The Godfather, The Orc, & Timeless Spaghetti Westerners (Ravenswood Single Vineyard Zinfandel Recent Releases)

Vinted on February 20, 2014 binned in crowd pleaser wines, kick-ass wines, on the road, wine review

My third run-in with Joel Peterson – founder of Ravenswood, ZAP Association board of directors member, and dubbed “the godfather of Zinfandel” – might have been the most interesting one to date. And that’s saying something, considering that the first time I met him (to talk about the potential of East Coast wines) he tried to turn the meeting around and interview me, and the second time I ran into him was at Taste of Sonoma during which he was decked out in Indian garb. And a cowboy hat.

It was at that Sonoma event that Peterson poured me some of his 1997 Ravenswood Belloni Vineyard Zinfandel blend, a gorgeously spicy introduction to a side of the Ravenswood juggernaut that many don’t get to see, primarily because so little of their single-vineyard designate Zins are made (usually under 1500 cases for each release).

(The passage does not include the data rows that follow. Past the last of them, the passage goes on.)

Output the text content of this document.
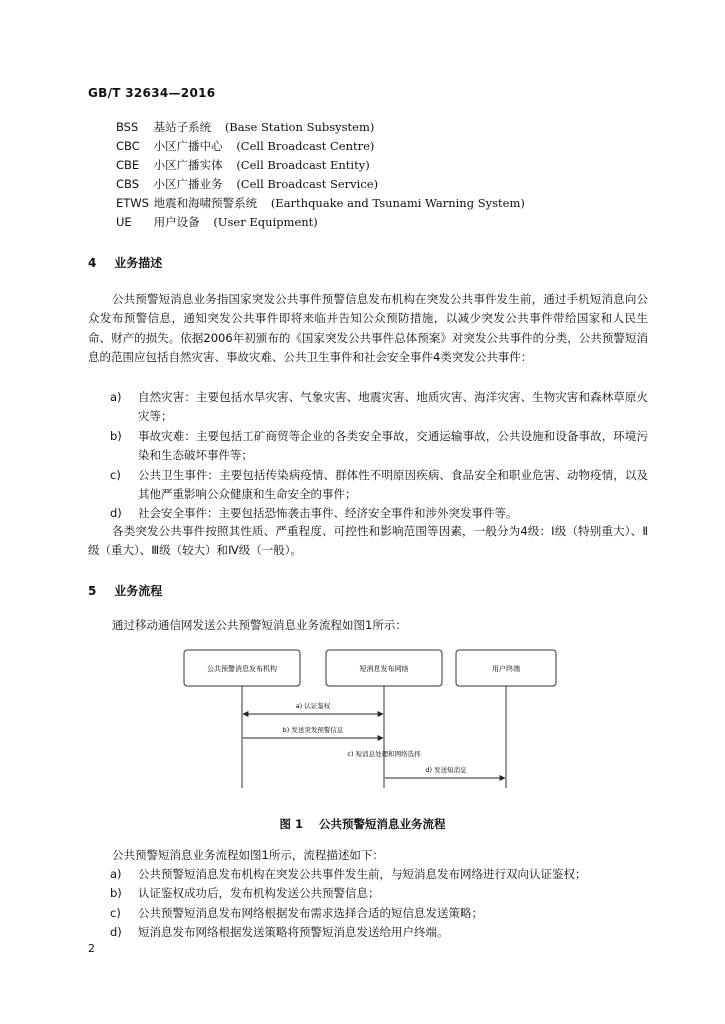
GB/T 32634—2016
BSS 基站子系统 (Base Station Subsystem)
CBC 小区广播中心 (Cell Broadcast Centre)
CBE 小区广播实体 (Cell Broadcast Entity)
CBS 小区广播业务 (Cell Broadcast Service)
ETWS 地震和海啸预警系统 (Earthquake and Tsunami Warning System)
UE 用户设备 (User Equipment)
4 业务描述
公共预警短消息业务指国家突发公共事件预警信息发布机构在突发公共事件发生前，通过手机短消息向公众发布预警信息，通知突发公共事件即将来临并告知公众预防措施，以减少突发公共事件带给国家和人民生命、财产的损失。依据2006年初颁布的《国家突发公共事件总体预案》对突发公共事件的分类，公共预警短消息的范围应包括自然灾害、事故灾难、公共卫生事件和社会安全事件4类突发公共事件：
a)	自然灾害：主要包括水旱灾害、气象灾害、地震灾害、地质灾害、海洋灾害、生物灾害和森林草原火灾等；
b)	事故灾难：主要包括工矿商贸等企业的各类安全事故，交通运输事故，公共设施和设备事故，环境污染和生态破坏事件等；
c)	公共卫生事件：主要包括传染病疫情、群体性不明原因疾病、食品安全和职业危害、动物疫情，以及其他严重影响公众健康和生命安全的事件；
d)	社会安全事件：主要包括恐怖袭击事件、经济安全事件和涉外突发事件等。
各类突发公共事件按照其性质、严重程度、可控性和影响范围等因素，一般分为4级：Ⅰ级（特别重大）、Ⅱ级（重大）、Ⅲ级（较大）和Ⅳ级（一般）。
5 业务流程
通过移动通信网发送公共预警短消息业务流程如图1所示：
公共预警消息发布机构	短消息发布网络	用户终端
a) 认证鉴权
b) 发送突发预警信息
c) 短消息处理和网络选择
d) 发送短消息
图 1 公共预警短消息业务流程
公共预警短消息业务流程如图1所示，流程描述如下：
a)	公共预警短消息发布机构在突发公共事件发生前，与短消息发布网络进行双向认证鉴权；
b)	认证鉴权成功后，发布机构发送公共预警信息；
c)	公共预警短消息发布网络根据发布需求选择合适的短信息发送策略；
d)	短消息发布网络根据发送策略将预警短消息发送给用户终端。
2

During my jaunt north to attend New Hampshire Wine Week (about which there will be more written on these virtual pages, assuming something resembling free time appears within the next couple of weeks and it isn’t booked solid with appointments to shovel more goddamned snow out of my goddamned driveway), I spent a good deal of time with Peterson, during which we gabbed, drank (particularly the deliciously overachieving 2009 Ravenswood Pickberry Vineyards Red blend), ate (a lot), and generally laughed at the beauty and absurdity of the modern wine world. Ok, mostly the absurdity.

We also talked Zinfandel; rather, Joel talked Zinfandel and I got schooled on it, the results of which have been chronicled over at Wine.Answers.com in the form of an introduction to Zinfandel wine through Peterson’s eyes, as well as a history lesson about the grape, in which its true, original name is compared to an Orc from Tolkien’s The Silmarillion.

Luckily for me, I got to tag along with Peterson as he poured for patrons of NH’s flagship wine outlet (“Store #69”), which afforded an opportunity to get reacquainted with Belloni, along with some of its other single-vineyard brethren…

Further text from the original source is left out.